NOTES: The March 22nd Washington Post article citing Dick (not “Dock”) Coffman, was by columnist Brian Bell of the Associated Press. The same article appeared earlier, in several other papers, on March 12th. Those articles were preceded, by three days, by the Kansas City Star article written by that paper’s sports editor, Clarence E. McBride. McBride’s story relayed the tale from Lena Blackburne who was supposedly quoting an unnamed pitcher on the St. Lous Browns who was was talking about his experience as a rookie the year before. (It’s possible the pitcher Blackburne was quoting was Coffman, who was with the Browns in 1929 and 1930, though Coffman’s rookie year was 1927, with Washington.)
There were several other articles that same month, all with the same basic origin story but attributing the phrase to different players. New York Daily News columnist Jimmy Powers (March 18th) attributed it to Giants’ pitcher Jack Scott. Sec Taylor, sports editor of the Des Moines Register (March 23rd) attributed it to Herbert Wagaman, a pitcher for the minor league Des Moines Demons.
It seems most likely that the real origin of the story was in a column called “The Nut Cracker” with the headline “O’Goofty Shows Yankee Slabsters How to Pitch Gopher Ball.” It was supposedly by “Joe O’Goofty, Pitcher for the Yankees.” O’Goofty was the fictional creation of Joe Williams, sports editor of the New York Telegram. He’d been incorporating quotes from a character he called “One Punch O’Goofty” in his “Nut Cracker” columns since at least 1924 when he was with the Cleveland Press.
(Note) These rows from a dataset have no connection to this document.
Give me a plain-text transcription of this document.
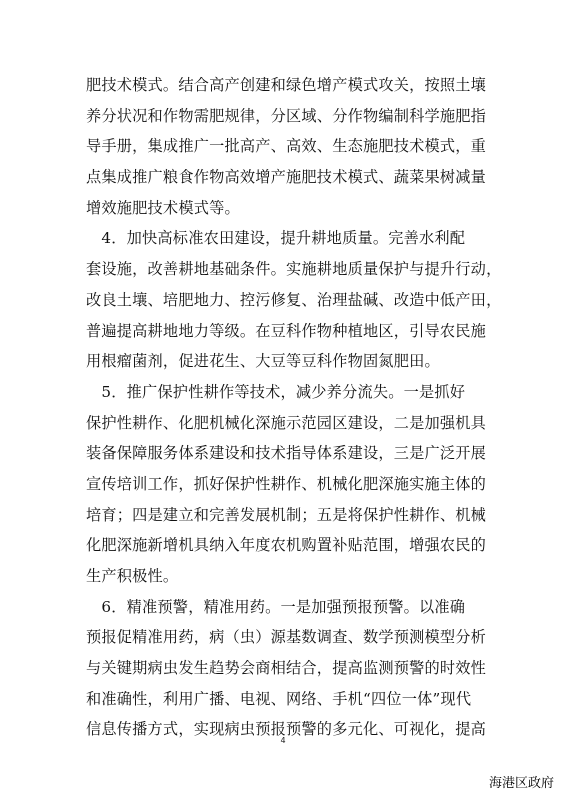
肥技术模式。结合高产创建和绿色增产模式攻关，按照土壤
养分状况和作物需肥规律，分区域、分作物编制科学施肥指
导手册，集成推广一批高产、高效、生态施肥技术模式，重
点集成推广粮食作物高效增产施肥技术模式、蔬菜果树减量
增效施肥技术模式等。
　4．加快高标准农田建设，提升耕地质量。完善水利配
套设施，改善耕地基础条件。实施耕地质量保护与提升行动，
改良土壤、培肥地力、控污修复、治理盐碱、改造中低产田，
普遍提高耕地地力等级。在豆科作物种植地区，引导农民施
用根瘤菌剂，促进花生、大豆等豆科作物固氮肥田。
　5．推广保护性耕作等技术，减少养分流失。一是抓好
保护性耕作、化肥机械化深施示范园区建设，二是加强机具
装备保障服务体系建设和技术指导体系建设，三是广泛开展
宣传培训工作，抓好保护性耕作、机械化肥深施实施主体的
培育；四是建立和完善发展机制；五是将保护性耕作、机械
化肥深施新增机具纳入年度农机购置补贴范围，增强农民的
生产积极性。
　6．精准预警，精准用药。一是加强预报预警。以准确
预报促精准用药，病（虫）源基数调查、数学预测模型分析
与关键期病虫发生趋势会商相结合，提高监测预警的时效性
和准确性，利用广播、电视、网络、手机“四位一体”现代
信息传播方式，实现病虫预报预警的多元化、可视化，提高
4
海港区政府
The gopher ball column has Yankee pitcher Tom Zachary giving the name to O’Goofty’s pitch.
– “Where did you get that wonderful Gopher ball?” Zachary asked me [writes “O’Goofty”]
– “Why do you call it a Gopher ball?” I asked him, as I never named the pitch myself.
– “Because when you throw a ball like that to a batter, the coach always yells ‘Gopher two,’ ‘Gopher three’ or ‘Make it a homer,’ ” he says.”
The column was widely syndicated. The earliest example I have found was on March 12th, the same day the Bell column first appeared and three days after the McBride column. It’s possible that Williams got the story from McBride who got it from Blackburne who got it from Coffman. But I’m guessing that Williams — who was fond of wordplay and often attributed it to “O’Goofty” — used it first. The Telegram is not available online; I’ll have to check the microfilm to see if the column appeared there earlier.
In any case, the term “gopher ball” seemed to become more widespread a few months later after articles attributing it to Yankee pitcher Lefty Gomez started appearing. (See, for example, “Gopher Ball Defeats Yanks,” New York Daily News, June 5, 1930, p131.)